Faizin yükseldiği yerde almak için bekleyen var
Türkiye'ye bu ve gelecek çeyrekte portföy yatırımlarının gelmeye devam edeceğini vurgulayan Aksel, yabancının tahvil tarafında almaya devam ettiğini ve enflasyonda rahatlatıcı bir sinyal gelirse faizde bir tur daha düşüş beklediğini söyledi. Aksel, şu ifadeleri kullandı: "Yükseldiği yerde faizin alıcısı var. Zaten yüzde 7-8 faiz veren 3-4 ülke var.

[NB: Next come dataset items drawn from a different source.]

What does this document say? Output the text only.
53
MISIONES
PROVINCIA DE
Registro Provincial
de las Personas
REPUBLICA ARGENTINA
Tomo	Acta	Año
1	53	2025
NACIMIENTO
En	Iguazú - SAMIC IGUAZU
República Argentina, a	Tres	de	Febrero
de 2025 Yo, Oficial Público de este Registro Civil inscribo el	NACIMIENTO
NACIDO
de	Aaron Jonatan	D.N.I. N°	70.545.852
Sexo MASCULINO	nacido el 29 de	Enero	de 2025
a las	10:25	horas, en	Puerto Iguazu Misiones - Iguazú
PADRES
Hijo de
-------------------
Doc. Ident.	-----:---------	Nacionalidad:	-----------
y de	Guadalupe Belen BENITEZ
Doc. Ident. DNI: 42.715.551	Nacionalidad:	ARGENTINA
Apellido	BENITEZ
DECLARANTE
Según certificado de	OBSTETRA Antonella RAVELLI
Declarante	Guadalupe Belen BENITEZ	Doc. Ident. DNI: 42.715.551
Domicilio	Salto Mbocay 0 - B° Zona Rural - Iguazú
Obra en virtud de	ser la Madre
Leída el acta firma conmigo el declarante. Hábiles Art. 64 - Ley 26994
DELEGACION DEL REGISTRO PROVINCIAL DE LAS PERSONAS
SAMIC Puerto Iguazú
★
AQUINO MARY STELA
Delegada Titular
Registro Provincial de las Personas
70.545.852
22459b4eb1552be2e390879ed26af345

Brezilya, Rusya, Türkiye ve Hindistan. Brezilya vergi koydu. Faizini yüzde 10'dan 8'e indirdi. Yabancı çıkmaya başladı. Tabii bir de şöyle bir nokta var. Algıda ABD, Avrupa, Japonya mı güvenli liman? yoksa Brezilya, Hindistan, Çin, Türkiye, Endonezya ve Meksika mı daha güvenli liman? Bu ülkeler verdikleri faize göre daha güvenli liman olarak görünüyorlar."

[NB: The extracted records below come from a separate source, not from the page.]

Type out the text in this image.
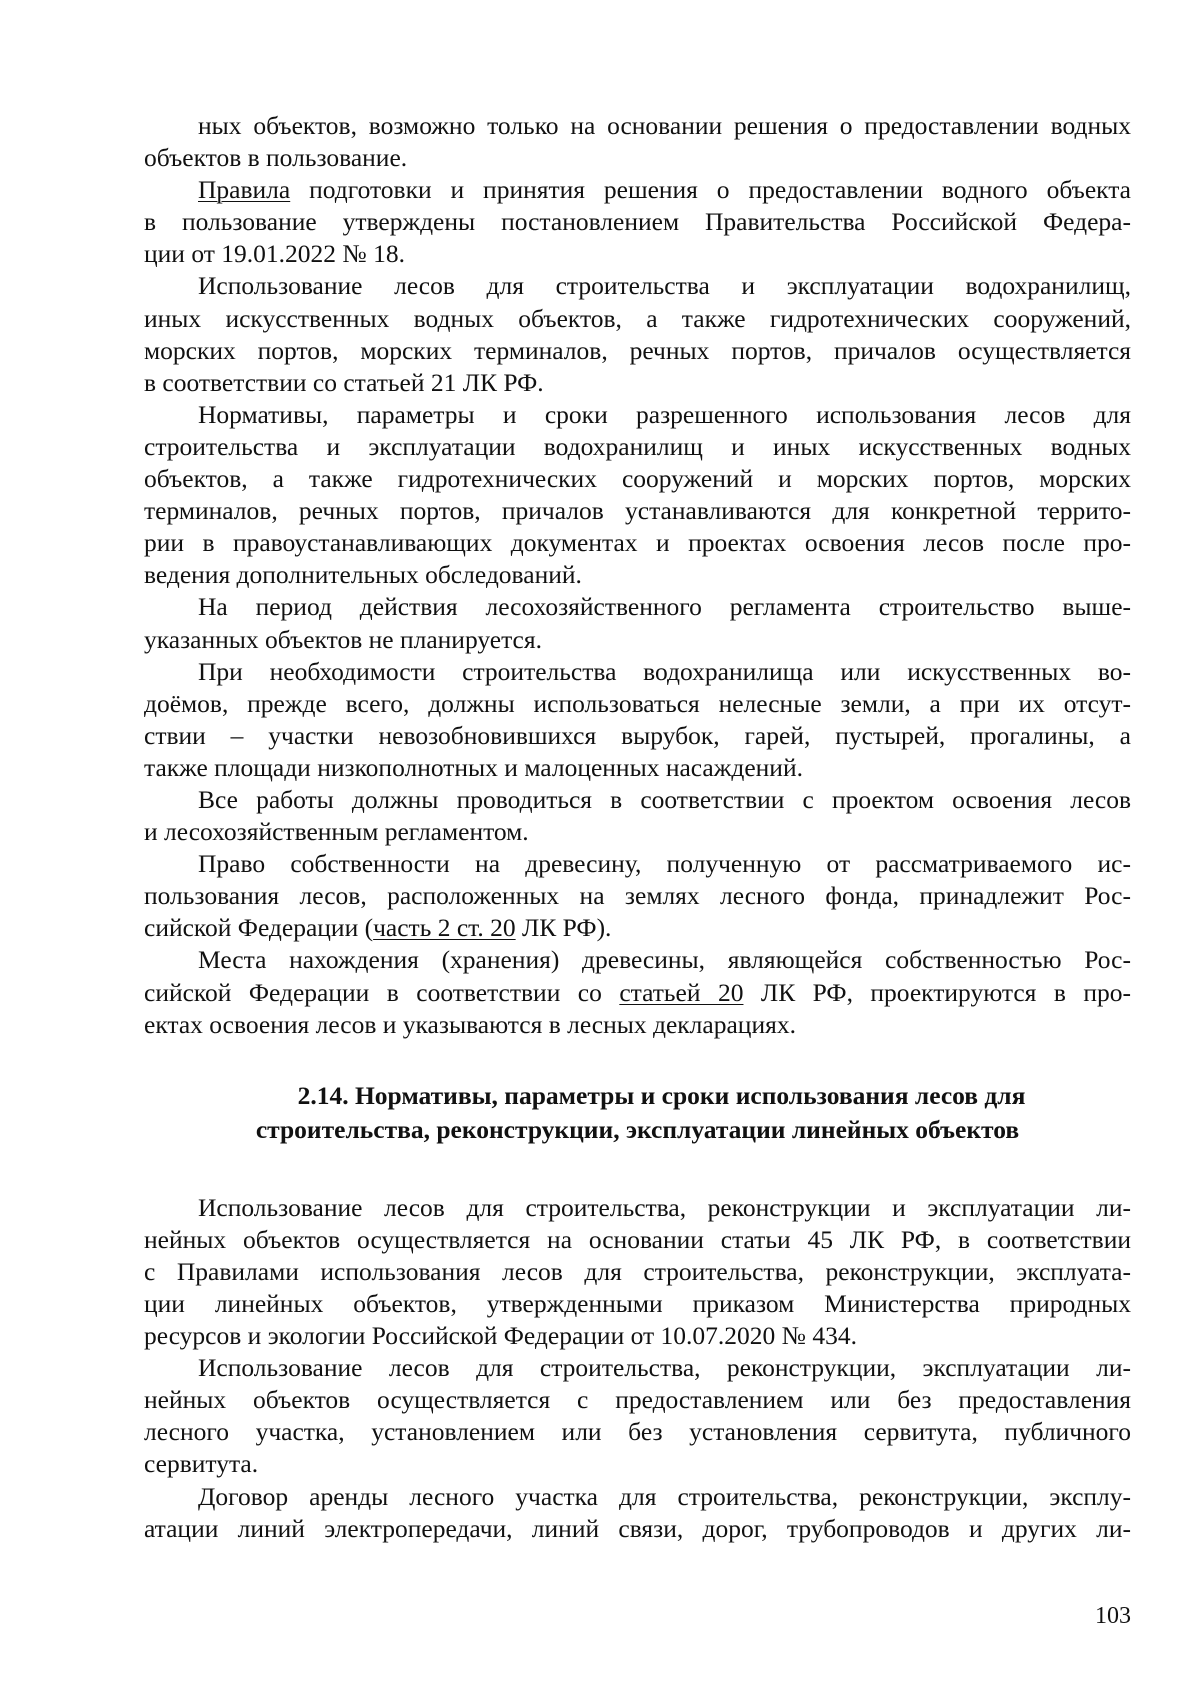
ных объектов, возможно только на основании решения о предоставлении водных
объектов в пользование.
Правила подготовки и принятия решения о предоставлении водного объекта
в пользование утверждены постановлением Правительства Российской Федера-
ции от 19.01.2022 № 18.
Использование лесов для строительства и эксплуатации водохранилищ,
иных искусственных водных объектов, а также гидротехнических сооружений,
морских портов, морских терминалов, речных портов, причалов осуществляется
в соответствии со статьей 21 ЛК РФ.
Нормативы, параметры и сроки разрешенного использования лесов для
строительства и эксплуатации водохранилищ и иных искусственных водных
объектов, а также гидротехнических сооружений и морских портов, морских
терминалов, речных портов, причалов устанавливаются для конкретной террито-
рии в правоустанавливающих документах и проектах освоения лесов после про-
ведения дополнительных обследований.
На период действия лесохозяйственного регламента строительство выше-
указанных объектов не планируется.
При необходимости строительства водохранилища или искусственных во-
доёмов, прежде всего, должны использоваться нелесные земли, а при их отсут-
ствии – участки невозобновившихся вырубок, гарей, пустырей, прогалины, а
также площади низкополнотных и малоценных насаждений.
Все работы должны проводиться в соответствии с проектом освоения лесов
и лесохозяйственным регламентом.
Право собственности на древесину, полученную от рассматриваемого ис-
пользования лесов, расположенных на землях лесного фонда, принадлежит Рос-
сийской Федерации (часть 2 ст. 20 ЛК РФ).
Места нахождения (хранения) древесины, являющейся собственностью Рос-
сийской Федерации в соответствии со статьей 20 ЛК РФ, проектируются в про-
ектах освоения лесов и указываются в лесных декларациях.
2.14. Нормативы, параметры и сроки использования лесов для
строительства, реконструкции, эксплуатации линейных объектов
Использование лесов для строительства, реконструкции и эксплуатации ли-
нейных объектов осуществляется на основании статьи 45 ЛК РФ, в соответствии
с Правилами использования лесов для строительства, реконструкции, эксплуата-
ции линейных объектов, утвержденными приказом Министерства природных
ресурсов и экологии Российской Федерации от 10.07.2020 № 434.
Использование лесов для строительства, реконструкции, эксплуатации ли-
нейных объектов осуществляется с предоставлением или без предоставления
лесного участка, установлением или без установления сервитута, публичного
сервитута.
Договор аренды лесного участка для строительства, реконструкции, эксплу-
атации линий электропередачи, линий связи, дорог, трубопроводов и других ли-
103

Yatırım fonunda esas büyüme faiz yüzde 5'e düşerse gelir
 

[PAGE]


Yatırım fonunda esas büyüme faiz yüzde 5'e düşerse gelir
HSBC Portföy Yönetimi Türkiye'nin 5. büyük portföy yönetim şirketi. 3 milyar dolarlık bir fonu yöneten şirket, HSBC'nin Luxemburg'daki bazı fonlarını da yönetiyor. Birikim yönetimi ve emeklilik fon pazarına daha fazla ağırlık veriyor ve Allianz, Anadolu Hayat ve Yapı Kredi Emeklilik içinde fon yönetiyor. Namık Aksel, fon pazarına ilişkin görüşlerini ise şöyle açıklıyor: "Emeklilik fonları önümüzdeki sene ivmelenerek büyüyecek. Yatırım fonlarında ise büyüme yeni ürünlere bağlı. Ama yatırım fonlarında esas büyüme faizin düşmesine bağlı. Türkiye'de faiz ilk defa tek hanelere düşünce 'faiz düştü' dedik ama yine dünyaya göre daha yüksek kaldık. Mevduat faizi ne zaman yüzde 5'lere düşerse o zaman sektör büyüyecek."

Yeni 'çoklu varlık fonu' çıkartmaya hazırlanıyorlar
Dünyada artık moda yatırım yelpazesi geniş, birden fazla varlığa yatırım yapan multi aset denilen enstrümanlar. Türkiye'de çoklu varlık olarak tanımlanan bu fonlardan bir ihraç yaptıklarını kaydeden Namık Aksel, "Premier Fonu'muzun hedefi mevduatın üzerinde getiri sağlamak. Ama bu fonun yatırım ömrü mevduatın vadesinden uzun. Şimdi biri TL yatırımcısı için diğer döviz yatırımcısına hitap eden iki fon daha çıkartmaya hazırlanıyoruz" dedi. Fonları risklerine göre 5 gruba ayıran HSBC, en düşük risk ağırlığına sahip fonu skala 1 olarak nitelendiriyor. En yüksek risk ağırlığı ise skala 5 oluyor. İlk ihraç edilen fon skala 2 grubunda olurken yeni fonların skalası 3 olacak. Mevduat+5 hedefleyecek.